A person’s ethnic culture, as depicted on reality television, has been diluted to a throw-away adjective.
The shallow simpletons hogging up the air space have turned their nationalistic signifiers into meaningless descriptors.
For instance, the recent megahit “Jersey Shore” presented a group of self-identified “guidos” who surpassed conventional superficiality. To them, identifying as Italian seemed just as important as being tan, fit and promiscuous.
But while “Jersey Shore” popularized this ethnically empty genre, a new Canadian reality show is taking the concept to the next logical extreme.
Similar to “Jersey Shore,” “The Real World” and other reality precursors, “Lake Shore,” which takes place in Toronto, drops a group of eight feisty young people into a house to cohabitate.
Here’s the catch: each cast member is purposefully identified by their ethnicity.
Some of the cast members include “Sibel — The Turk,” “Tommy Hollywood — The Czech” and “Robyn — The Jew.” These titles are written exactly as they appear on the show, just in case you were wondering.
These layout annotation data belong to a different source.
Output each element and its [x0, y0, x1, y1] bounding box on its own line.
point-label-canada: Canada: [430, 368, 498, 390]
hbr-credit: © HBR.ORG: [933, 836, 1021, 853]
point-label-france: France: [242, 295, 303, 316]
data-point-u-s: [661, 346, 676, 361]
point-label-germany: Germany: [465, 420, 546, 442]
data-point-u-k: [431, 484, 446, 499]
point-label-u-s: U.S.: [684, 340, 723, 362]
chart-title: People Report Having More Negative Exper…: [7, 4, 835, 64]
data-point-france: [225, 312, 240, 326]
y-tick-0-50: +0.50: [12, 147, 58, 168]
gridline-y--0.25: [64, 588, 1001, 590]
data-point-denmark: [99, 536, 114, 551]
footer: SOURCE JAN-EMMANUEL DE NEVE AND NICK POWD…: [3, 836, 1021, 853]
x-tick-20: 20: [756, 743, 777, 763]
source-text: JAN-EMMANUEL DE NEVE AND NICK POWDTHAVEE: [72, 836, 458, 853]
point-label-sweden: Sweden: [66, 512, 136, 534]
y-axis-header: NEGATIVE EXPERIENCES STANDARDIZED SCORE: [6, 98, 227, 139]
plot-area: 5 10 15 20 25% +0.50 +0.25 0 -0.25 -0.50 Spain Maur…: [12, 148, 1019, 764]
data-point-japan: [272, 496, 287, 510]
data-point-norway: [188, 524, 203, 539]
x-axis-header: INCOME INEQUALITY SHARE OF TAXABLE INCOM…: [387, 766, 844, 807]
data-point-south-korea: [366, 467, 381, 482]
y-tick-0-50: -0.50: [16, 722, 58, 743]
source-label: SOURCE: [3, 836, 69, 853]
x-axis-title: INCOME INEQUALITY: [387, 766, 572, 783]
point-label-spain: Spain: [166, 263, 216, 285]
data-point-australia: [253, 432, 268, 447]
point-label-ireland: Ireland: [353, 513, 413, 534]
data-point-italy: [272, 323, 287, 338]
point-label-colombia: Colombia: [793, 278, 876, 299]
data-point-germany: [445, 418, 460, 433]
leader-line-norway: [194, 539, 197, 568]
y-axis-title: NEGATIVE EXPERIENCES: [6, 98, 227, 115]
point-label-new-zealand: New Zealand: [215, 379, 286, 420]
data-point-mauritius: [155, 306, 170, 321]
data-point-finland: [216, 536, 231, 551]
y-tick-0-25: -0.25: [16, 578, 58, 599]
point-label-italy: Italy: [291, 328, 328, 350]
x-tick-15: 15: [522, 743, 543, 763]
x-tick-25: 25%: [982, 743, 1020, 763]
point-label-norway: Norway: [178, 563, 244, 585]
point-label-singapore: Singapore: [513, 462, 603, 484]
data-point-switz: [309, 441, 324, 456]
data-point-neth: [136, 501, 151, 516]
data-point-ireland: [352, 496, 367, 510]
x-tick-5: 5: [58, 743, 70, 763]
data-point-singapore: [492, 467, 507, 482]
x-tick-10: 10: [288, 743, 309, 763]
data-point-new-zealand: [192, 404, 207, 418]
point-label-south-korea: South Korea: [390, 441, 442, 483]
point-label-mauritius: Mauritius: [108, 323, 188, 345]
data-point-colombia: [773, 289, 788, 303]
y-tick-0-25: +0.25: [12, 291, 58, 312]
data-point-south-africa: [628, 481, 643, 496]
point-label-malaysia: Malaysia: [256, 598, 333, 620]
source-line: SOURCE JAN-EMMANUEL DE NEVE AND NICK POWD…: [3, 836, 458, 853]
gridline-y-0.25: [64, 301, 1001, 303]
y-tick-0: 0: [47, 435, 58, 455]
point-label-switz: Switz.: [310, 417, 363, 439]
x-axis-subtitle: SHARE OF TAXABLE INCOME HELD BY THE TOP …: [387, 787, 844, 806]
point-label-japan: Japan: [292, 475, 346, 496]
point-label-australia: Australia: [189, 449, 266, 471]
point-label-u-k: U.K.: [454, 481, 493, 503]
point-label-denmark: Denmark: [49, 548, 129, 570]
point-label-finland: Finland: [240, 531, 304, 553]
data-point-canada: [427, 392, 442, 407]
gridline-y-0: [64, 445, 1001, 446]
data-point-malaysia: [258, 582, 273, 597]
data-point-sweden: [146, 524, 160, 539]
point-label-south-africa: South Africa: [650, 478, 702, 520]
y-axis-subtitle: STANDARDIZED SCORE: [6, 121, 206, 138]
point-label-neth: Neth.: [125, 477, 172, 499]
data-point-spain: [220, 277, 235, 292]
The other ethnicities represented are Italian, Polish, Armenian, Lebanese and Vietnamese.
Part of me wants to believe that this program is really a brilliant social commentary on cultural conflict. Perhaps the show’s producers are likening these vapid instigators and their arbitrary nationalism to real national struggle. Palestinians vs. Jews; Turks vs. Armenians; Tutsi vs. Hutu.
But of course this isn’t the intention. “Lake Shore” is meant to one-up “Jersey Shore” and garner as many ratings and as much profit as possible. Placing ethnicity at the forefront is a garish tactic to stir controversy and attract viewers.
Unsurprisingly, the tragic figures of “Lake Shore” embody reality television’s typical trash aesthetic. They are caricatures of caricatures: quick to quarrel, laughably self-involved and frighteningly unaware of their own stupidity.
Yes, there is an extraordinary amount of emphasis put on ethnic labels, but from what I’ve gleaned from the show so far, their “Turkish” pride or “Armenian” honor is just a thrifty epithet.
It’s a nametag meant to classify them with some sort of significant identity, yet they still manage to resemble every predictable reality show archetype that has come before.
Sibel declares that her “mission in life is to show the world what us Turks are all about.” She immediately follows that remark with “I’m bossy. I’m sexy. If you screw me, your ass is going to get burned.”
Robyn brags that she is Jewish before claiming she loves to party, loves to have fun and is “enthusiastic,” “eccentric” and “loud.”
The characters are wedging their cultural heritage in between other vacant identifiers such as “enthusiastic” and “sexy.” Anni Mei, the Vietnamese, says she is “self-motivated” and “self-driven.” Salem, the Lebanese, is “blunt” and “forward.”
There is no meaningful discourse here, just a cheap exploitation of ethnic heritage. This is multiculturalism gutted of meaning and significance.
“Lake Shore” is if the members of the United Nations convened at a beach house, chugged 40s and discussed the benefits of fist-pumping. It continues the tradition of glorifying egotistical morons, only now these morons can add their ethnicity to the list of worthless personality descriptors.